Computerworld

Electronic voting to debut this election

Accessibility gains to be trialled with the vision impaired

This year's federal election will be the first to engage electronic voting when blind or vision impaired people will be able to vote at 29 locations across Australia.

The Special Minister of State, Gary Nairn, said the trial will be a first for electronically assisted voting at the federal level.

"This is a trial that the government strongly supports to enable people who are blind or vision impaired to have the opportunity for a secret vote," Nairn said.

"Electronic voting will be available for two weeks in the lead up to, and on election day, in 29 electorates."

The locations were selected by the Australian Electoral Commission (AEC) after a consultation process with relevant peak bodies and service organizations around Australia and an examination of potential locations, according to Nairn.

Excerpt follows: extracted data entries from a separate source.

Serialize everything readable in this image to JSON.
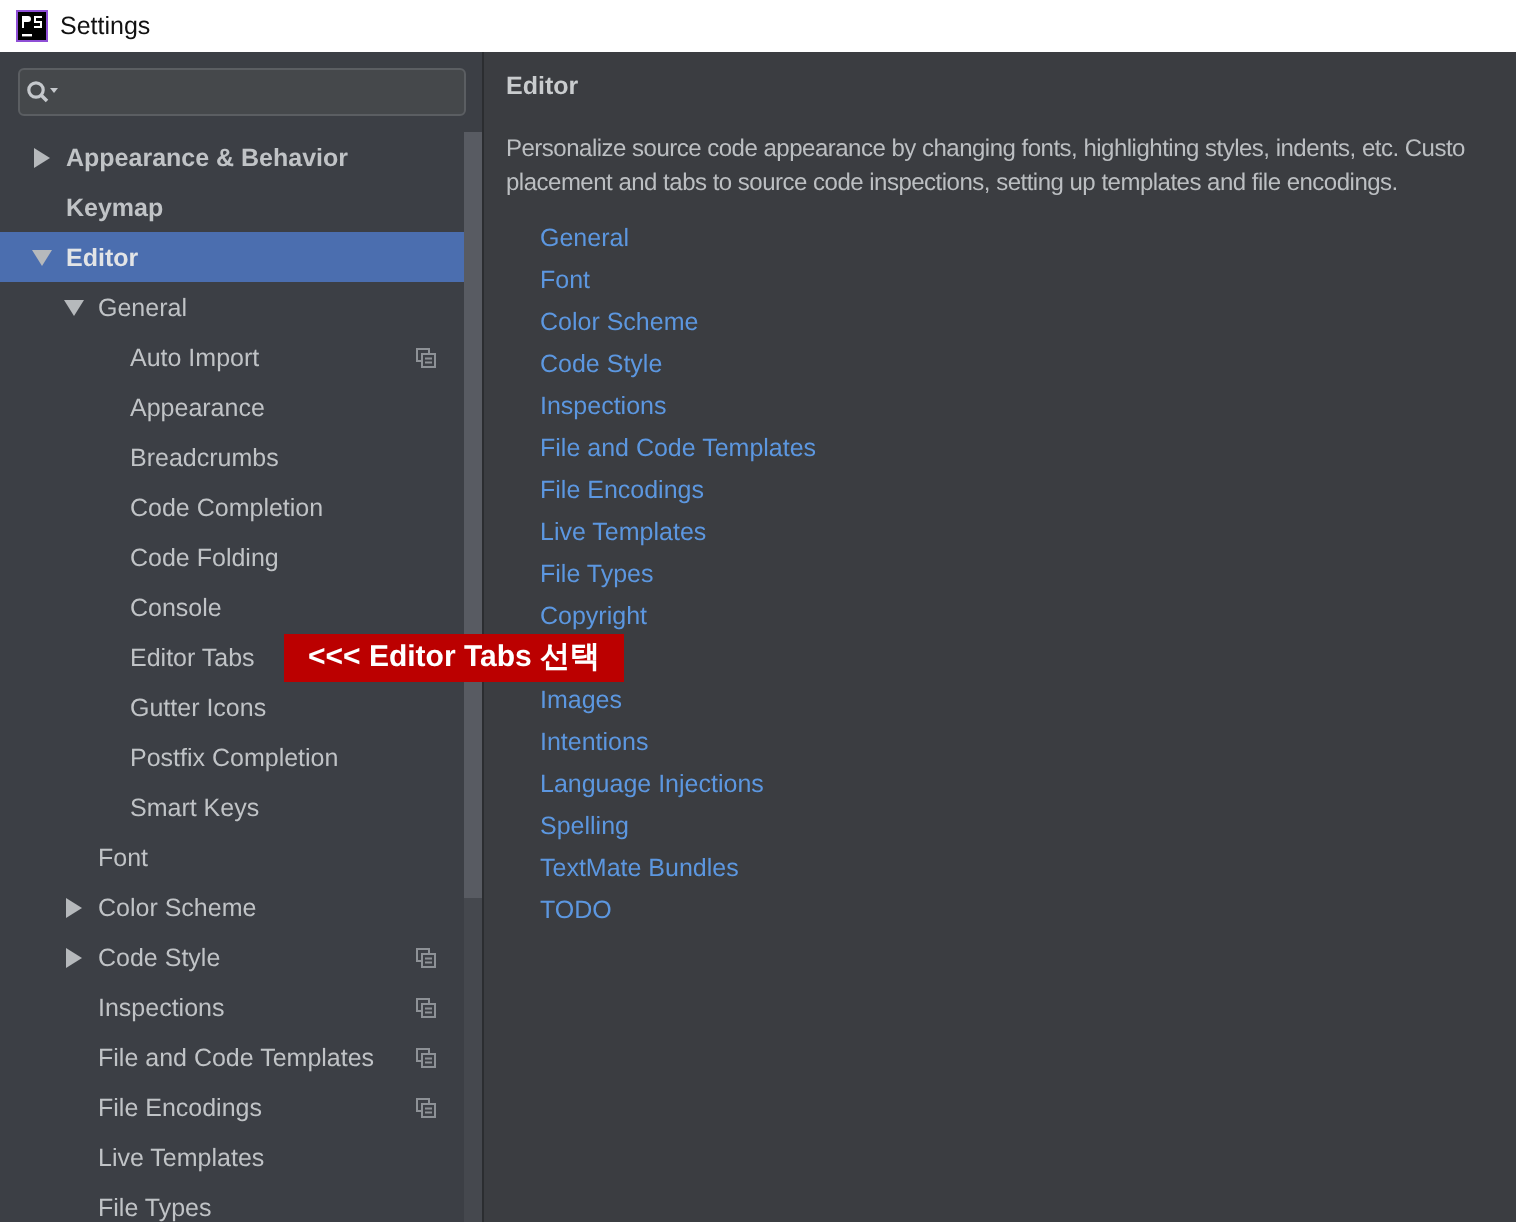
{
  "window": {
    "title": "Settings"
  },
  "tree": [
    {
      "label": "Appearance & Behavior",
      "selected": false,
      "expanded": false,
      "scoped": false
    },
    {
      "label": "Keymap",
      "selected": false,
      "scoped": false
    },
    {
      "label": "Editor",
      "selected": true,
      "expanded": true,
      "scoped": false,
      "children": [
        {
          "label": "General",
          "selected": false,
          "expanded": true,
          "scoped": false,
          "children": [
            {
              "label": "Auto Import",
              "selected": false,
              "scoped": true
            },
            {
              "label": "Appearance",
              "selected": false,
              "scoped": false
            },
            {
              "label": "Breadcrumbs",
              "selected": false,
              "scoped": false
            },
            {
              "label": "Code Completion",
              "selected": false,
              "scoped": false
            },
            {
              "label": "Code Folding",
              "selected": false,
              "scoped": false
            },
            {
              "label": "Console",
              "selected": false,
              "scoped": false
            },
            {
              "label": "Editor Tabs",
              "selected": false,
              "scoped": false
            },
            {
              "label": "Gutter Icons",
              "selected": false,
              "scoped": false
            },
            {
              "label": "Postfix Completion",
              "selected": false,
              "scoped": false
            },
            {
              "label": "Smart Keys",
              "selected": false,
              "scoped": false
            }
          ]
        },
        {
          "label": "Font",
          "selected": false,
          "scoped": false
        },
        {
          "label": "Color Scheme",
          "selected": false,
          "expanded": false,
          "scoped": false
        },
        {
          "label": "Code Style",
          "selected": false,
          "expanded": false,
          "scoped": true
        },
        {
          "label": "Inspections",
          "selected": false,
          "scoped": true
        },
        {
          "label": "File and Code Templates",
          "selected": false,
          "scoped": true
        },
        {
          "label": "File Encodings",
          "selected": false,
          "scoped": true
        },
        {
          "label": "Live Templates",
          "selected": false,
          "scoped": false
        },
        {
          "label": "File Types",
          "selected": false,
          "scoped": false
        }
      ]
    }
  ],
  "content": {
    "title": "Editor",
    "description_lines": [
      "Personalize source code appearance by changing fonts, highlighting styles, indents, etc. Custo",
      "placement and tabs to source code inspections, setting up templates and file encodings."
    ],
    "links": [
      "General",
      "Font",
      "Color Scheme",
      "Code Style",
      "Inspections",
      "File and Code Templates",
      "File Encodings",
      "Live Templates",
      "File Types",
      "Copyright"
    ],
    "more_links": [
      "Images",
      "Intentions",
      "Language Injections",
      "Spelling",
      "TextMate Bundles",
      "TODO"
    ]
  },
  "callout": {
    "text": "<<< Editor Tabs 선택"
  }
}
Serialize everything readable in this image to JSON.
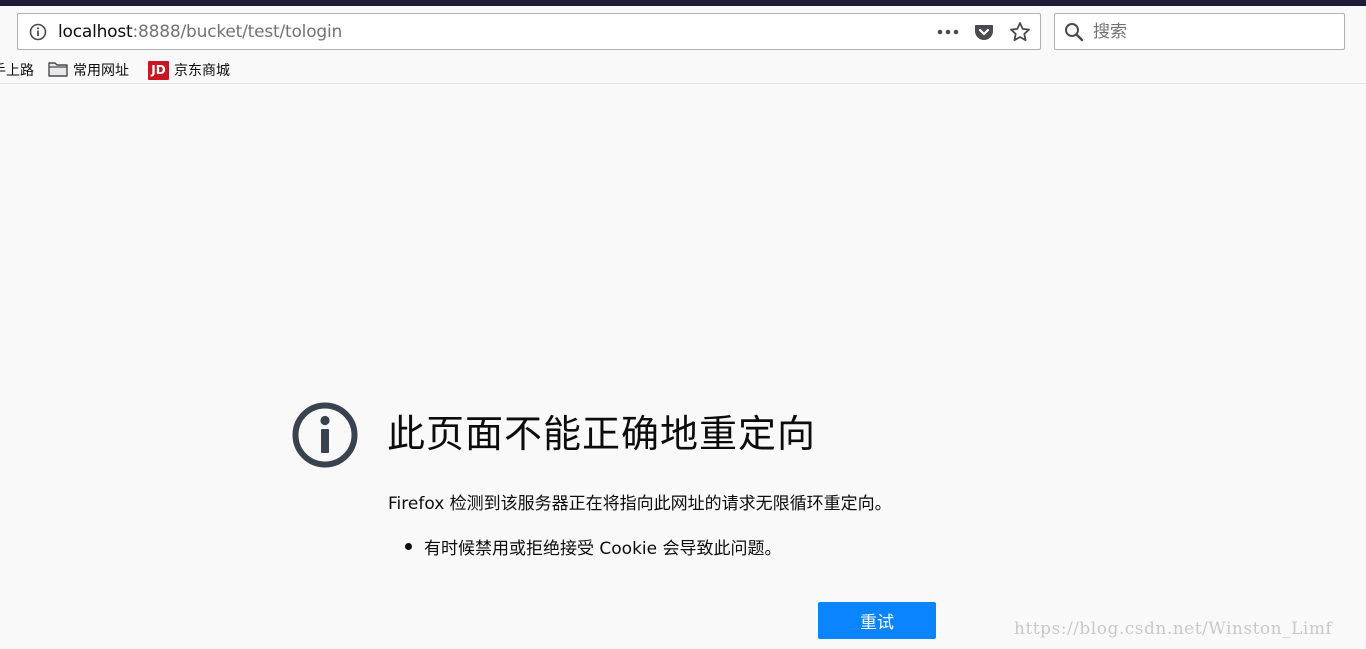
{
  "browser": {
    "url": {
      "host": "localhost",
      "path": ":8888/bucket/test/tologin"
    },
    "page_actions_icon": "ellipsis-icon",
    "pocket_icon": "pocket-icon",
    "bookmark_star_icon": "star-icon",
    "search": {
      "placeholder": "搜索"
    }
  },
  "bookmarks": [
    {
      "label": "手上路",
      "icon": "firefox-icon"
    },
    {
      "label": "常用网址",
      "icon": "folder-icon"
    },
    {
      "label": "京东商城",
      "icon": "jd-logo",
      "logo_text": "JD"
    }
  ],
  "error_page": {
    "title": "此页面不能正确地重定向",
    "description": "Firefox 检测到该服务器正在将指向此网址的请求无限循环重定向。",
    "bullets": [
      "有时候禁用或拒绝接受 Cookie 会导致此问题。"
    ],
    "retry_label": "重试",
    "accent_color": "#0a84ff",
    "icon_color": "#38434f"
  },
  "watermark": "https://blog.csdn.net/Winston_Limf"
}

The AEC will demonstrate the electronic voting machines at each location before the election to aid vision impaired people and local support groups.

A spokesperson for the Department of Finance said the system provides electronic assistance in the casting of the vote, which is then printed out and placed in a declaration envelope.

"Counting is done manually the same as any other pre-poll vote," the spokesperson said.

As reported by Computerworld, the AEC has had an e-voting infrastructure in place for a number of years, but it is too busy modernizing its core applications to push ahead with a large-scale electronic voting deployment.

The electronic voting machines used this year will not be available to people who are sighted.

Vision impaired voters not near a site involved in the trial have the option of casting an assisted vote at a polling place on election day, or casting an early vote at a pre-poll voting centre or by post.

The 29 electronic voting locations are spread among all six states and two territories.